Он ни к кому не обращается в отдельности, а кричит просто так, в пространство, вставляя по временам ненужные и бессмысленные ругательства. Заметно, что о смысле своей речи кривоногий заботится мало: ему нужно только шуметь, шевелить губами, выдыхать воздух из легких.

— Ого! Что это такое? — прислушивается Абрам. — Немые у нас уже говорят, и если бы у нас были слепые, то они, может быть, скоро прозрели бы. Почему начинаются чудеса в нашем коридоре?

Крики кривоногого надоедают, — и, кроме того, вечером привыкли к тишине.

— Заткни глотку, Иванченко! — советует Крупицын. — И чего разорался? Умой морду водой да затылок помочи, — облегчит.
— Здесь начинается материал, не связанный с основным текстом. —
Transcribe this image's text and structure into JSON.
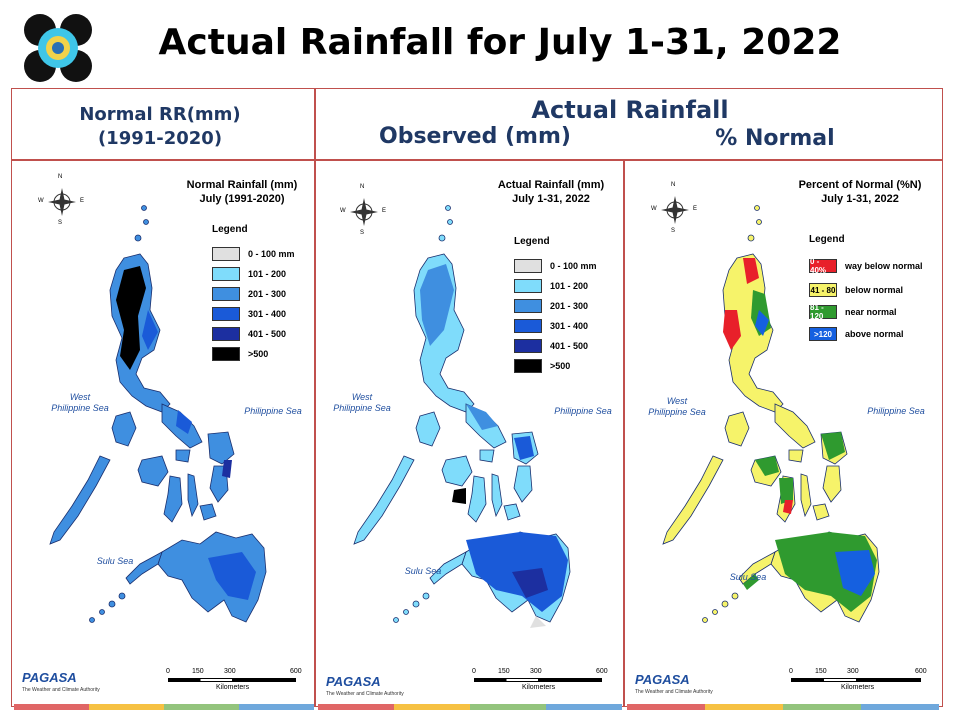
{
  "slide_title": "Actual Rainfall for July 1-31, 2022",
  "header": {
    "normal_line1": "Normal RR(mm)",
    "normal_line2": "(1991-2020)",
    "actual": "Actual Rainfall",
    "observed": "Observed (mm)",
    "percent_normal": "% Normal"
  },
  "maps": [
    {
      "title_line1": "Normal Rainfall (mm)",
      "title_line2": "July (1991-2020)",
      "legend_title": "Legend",
      "legend": [
        {
          "label": "0 - 100 mm",
          "color": "#e0e0e0"
        },
        {
          "label": "101 - 200",
          "color": "#7fdcfb"
        },
        {
          "label": "201 - 300",
          "color": "#3f8fe0"
        },
        {
          "label": "301 - 400",
          "color": "#1a5ad8"
        },
        {
          "label": "401 - 500",
          "color": "#1c2fa0"
        },
        {
          "label": ">500",
          "color": "#000000"
        }
      ]
    },
    {
      "title_line1": "Actual Rainfall (mm)",
      "title_line2": "July 1-31, 2022",
      "legend_title": "Legend",
      "legend": [
        {
          "label": "0 - 100 mm",
          "color": "#e0e0e0"
        },
        {
          "label": "101 - 200",
          "color": "#7fdcfb"
        },
        {
          "label": "201 - 300",
          "color": "#3f8fe0"
        },
        {
          "label": "301 - 400",
          "color": "#1a5ad8"
        },
        {
          "label": "401 - 500",
          "color": "#1c2fa0"
        },
        {
          "label": ">500",
          "color": "#000000"
        }
      ]
    },
    {
      "title_line1": "Percent of Normal (%N)",
      "title_line2": "July 1-31, 2022",
      "legend_title": "Legend",
      "legend": [
        {
          "swatch": "0 - 40%",
          "label": "way below normal",
          "color": "#e8202a"
        },
        {
          "swatch": "41 - 80",
          "label": "below normal",
          "color": "#f6f36a"
        },
        {
          "swatch": "81 - 120",
          "label": "near normal",
          "color": "#2f9a2f"
        },
        {
          "swatch": ">120",
          "label": "above normal",
          "color": "#1560e0"
        }
      ]
    }
  ],
  "seas": {
    "west_line1": "West",
    "west_line2": "Philippine Sea",
    "east": "Philippine Sea",
    "sulu": "Sulu Sea"
  },
  "compass": {
    "n": "N",
    "e": "E",
    "w": "W",
    "s": "S"
  },
  "scale": {
    "ticks": [
      "0",
      "150",
      "300",
      "600"
    ],
    "unit": "Kilometers"
  },
  "brand": {
    "name": "PAGASA",
    "sub": "The Weather and Climate Authority"
  },
  "bottom_bar_colors": [
    "#e06666",
    "#f6c143",
    "#93c47d",
    "#6fa8dc"
  ]
}
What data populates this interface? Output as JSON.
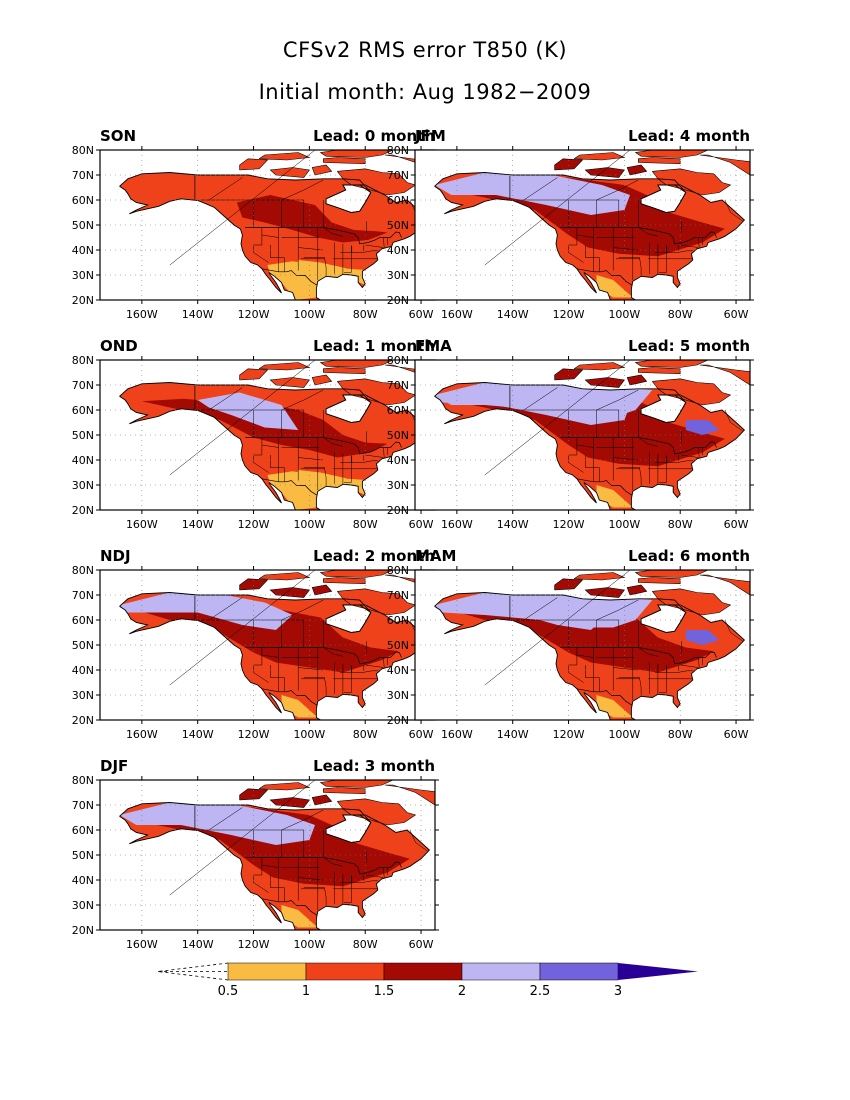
{
  "title": {
    "line1": "CFSv2 RMS error T850 (K)",
    "line2": "Initial month: Aug 1982−2009"
  },
  "axes": {
    "lat_labels": [
      "80N",
      "70N",
      "60N",
      "50N",
      "40N",
      "30N",
      "20N"
    ],
    "lon_labels": [
      "160W",
      "140W",
      "120W",
      "100W",
      "80W",
      "60W"
    ],
    "lon_range": [
      -175,
      -55
    ],
    "lat_range": [
      20,
      80
    ],
    "grid": "dotted"
  },
  "colors": {
    "c05_1": "#f9bb42",
    "c1_15": "#f0421a",
    "c15_2": "#a30a04",
    "c2_25": "#bdb6f3",
    "c25_3": "#7262dc",
    "c3p": "#280096",
    "land": "#ffffff",
    "boundary": "#000000"
  },
  "colorbar": {
    "labels": [
      "0.5",
      "1",
      "1.5",
      "2",
      "2.5",
      "3"
    ],
    "colors": [
      "#f9bb42",
      "#f0421a",
      "#a30a04",
      "#bdb6f3",
      "#7262dc",
      "#280096"
    ],
    "extend": "both"
  },
  "panels": [
    {
      "season": "SON",
      "lead": "Lead: 0 month",
      "cold_extent": 0,
      "cool_extent": 0
    },
    {
      "season": "OND",
      "lead": "Lead: 1 month",
      "cold_extent": 1,
      "cool_extent": 0
    },
    {
      "season": "NDJ",
      "lead": "Lead: 2 month",
      "cold_extent": 2,
      "cool_extent": 0
    },
    {
      "season": "DJF",
      "lead": "Lead: 3 month",
      "cold_extent": 3,
      "cool_extent": 0
    },
    {
      "season": "JFM",
      "lead": "Lead: 4 month",
      "cold_extent": 3,
      "cool_extent": 0
    },
    {
      "season": "FMA",
      "lead": "Lead: 5 month",
      "cold_extent": 3,
      "cool_extent": 1
    },
    {
      "season": "MAM",
      "lead": "Lead: 6 month",
      "cold_extent": 2,
      "cool_extent": 1
    }
  ]
}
Но кривоногий еще долго не может успокоиться. И Абрам, который сидит, поджав ноги, на своих нарах, недовольно покачивает головой. Он что-то подозревает, но пока еще ни с кем не хочет делиться своей догадкой. Когда время придет, будет видно...

Среди ночи Петров тихонько толкнул в бок своего товарища.

— Слышь, Добрывечер... Не спишь?

— Нет. А что?

— Будто, как на дворе народ ходит.

Высокий прислушался.

За стеной какой-то смутный шорох, потом шепот, шаги.

— Караул сменяется.

— Ой ли?

— А что же еще?

Петров, не вставая, крестится и быстро шепчет молитву. Потом оба долго лежат, не шевелясь, и прислушиваются. На дворе давно уже все затихло. Крупицын храпит, по временам вздрагивает во сне и стонет.

— Сказывают: подолгу еще живут в петле-то! — бормочет старый. — В общей камере иные видели. Его вздернут, а он висит и дрыгает, висит и дрыгает. Долго дрыгает. Аж коленки к животу пригибает, — и хрипит. И тоже уменье надо на это дело и руку легкую. У кого если тяжелая рука, то никак петля не затягивается...

— Мылом мажут... А однако, оставь ты! Не надо. Видишь, вон, — саратовский-то спит себе. И ты спи. Во сне лучше.

IX

Начальник болтал ложечкой в стакане и внимательно следил, как крутится и прыгает в янтарно желтом чаю маленький черный листочек. Леночка тоже сидела за чайным столом, проглядывала иллюстрированный журнал. У нее смешная детская привычка: далеко оттопыривать губы, когда что-нибудь особенно интересует. Начальник переводит глаза от своего стакана на эти губы и украдкой вздыхает.

Третий день уже он приходит из конторы сердитый и озабоченный, и даже потемнело как будто золотое шитье его погон.

Очень хотелось бы оставлять за порогом конторы все служебные тревоги и огорчения, чтобы приходить в эти уютные комнаты совсем другим, и спокойным, и веселым. Но заботы словно проскальзывали из-под вышитой скатерти, незваные и незримые расплывались по комнате вместе с паром кипящего самовара.